SINGAPORE (Reuters) - A Singapore court jailed four Bangladeshi men for between two and five years for terrorism financing on Tuesday in a case that has put the city-state’s most marginalized migrant-worker community in the spotlight.
Authorities said the men contributed from S$60 ($45) to S$1,360 ($1,000) to fund attacks in their homeland in the name of Islamic State in Bangladesh. It was Singapore’s first case of terrorism financing.
“The amounts were significant relative to the salaries of the accused persons,” said the prosecutor, who did not give his name for security reasons.
The sentences would send a “strong message that every and all terrorism financing will be dealt with”, he said.
The four were among eight Bangladeshi men detained under the Internal Security Act in April for planning attacks in their home country. The colonial-era law allows suspects to be held for lengthy periods without trial.
The group’s leader, Rahman Mizanur, 31, a draftsman earning S$1,800 ($1,300) a month, was jailed for five years.
“I wanted to learn my religion but they show me the wrong way, the wrong activities,” Mizanur said in court. “My intentions were wrong ... I’m very remorseful.”
Two others were jailed for two and a half years and the fourth for two years.
Bangladesh, a deeply religious but mostly moderate Muslim-majority country of 160 million people, has faced a series of militant attacks over the past year, the most serious on July 1 when gunmen stormed a cafe in the capital, Dhaka, and killed 20 people, most of them foreigners.

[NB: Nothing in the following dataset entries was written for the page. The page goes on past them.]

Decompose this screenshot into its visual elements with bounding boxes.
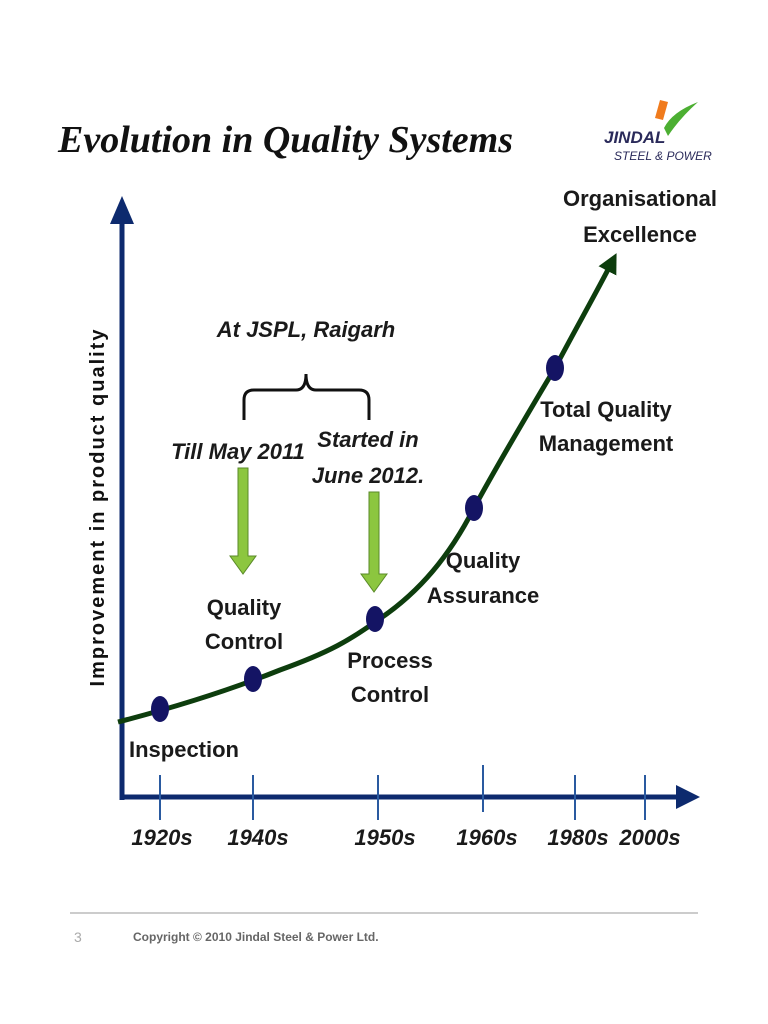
jspl-title: At JSPL, Raigarh	[216, 317, 395, 342]
jspl-note: Started in	[317, 427, 418, 452]
logo: JINDAL STEEL & POWER	[604, 100, 712, 163]
decade: 1950s	[354, 825, 415, 850]
stage-nodes	[151, 355, 564, 722]
decade: 1960s	[456, 825, 517, 850]
jspl-note: Till May 2011	[171, 439, 305, 464]
stage-label: Quality	[446, 548, 521, 573]
decade: 1940s	[227, 825, 288, 850]
decade: 1920s	[131, 825, 192, 850]
stage-label: Assurance	[427, 583, 540, 608]
stage-label: Excellence	[583, 222, 697, 247]
brace	[242, 373, 371, 420]
down-arrow	[229, 467, 257, 575]
stage-label: Total Quality	[540, 397, 672, 422]
y-axis-label: Improvement in product quality	[87, 328, 109, 687]
title: Evolution in Quality Systems	[57, 119, 513, 161]
page-number: 3	[74, 929, 82, 945]
jspl-note: June 2012.	[312, 463, 425, 488]
stage-label: Control	[351, 682, 429, 707]
decade: 1980s	[547, 825, 608, 850]
stage-label: Organisational	[563, 186, 717, 211]
logo-name: JINDAL	[604, 128, 665, 147]
stage-label: Control	[205, 629, 283, 654]
decade: 2000s	[618, 825, 680, 850]
axes	[110, 196, 700, 820]
logo-subtitle: STEEL & POWER	[614, 149, 712, 163]
stage-label: Quality	[207, 595, 282, 620]
stage-label: Inspection	[129, 737, 239, 762]
stage-label: Process	[347, 648, 433, 673]
stage-label: Management	[539, 431, 674, 456]
down-arrow	[360, 491, 388, 593]
copyright: Copyright © 2010 Jindal Steel & Power Lt…	[133, 930, 379, 944]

Wealthy, multi-ethnic Singapore, has not faced any successful militant attacks in decades. There were no indications the men had planned to carry out attacks in Singapore.
Most Bangladeshis in Singapore are low-skilled and employed in construction and shipping.
Of the other four Bangladeshis detained in April, two who have yet to face trial pleaded not guilty when charged, saying they were unaware where their money was going.
The remaining two have yet to be charged and remain in detention. No other details have been given.
Singapore authorities said the eight men, aged 26-34, plotted attacks in parks where they shared radical propaganda and videos.
Five other Bangladeshis who came to the attention of authorities attention during the investigation were sent home in April and arrested upon their return. Bangladesh police said they were being investigated for connections to the Ansarullah Bangla Team militant group.
Islamic State claimed the July 1 cafe attack in Dhaka but the government said domestic militants were responsible.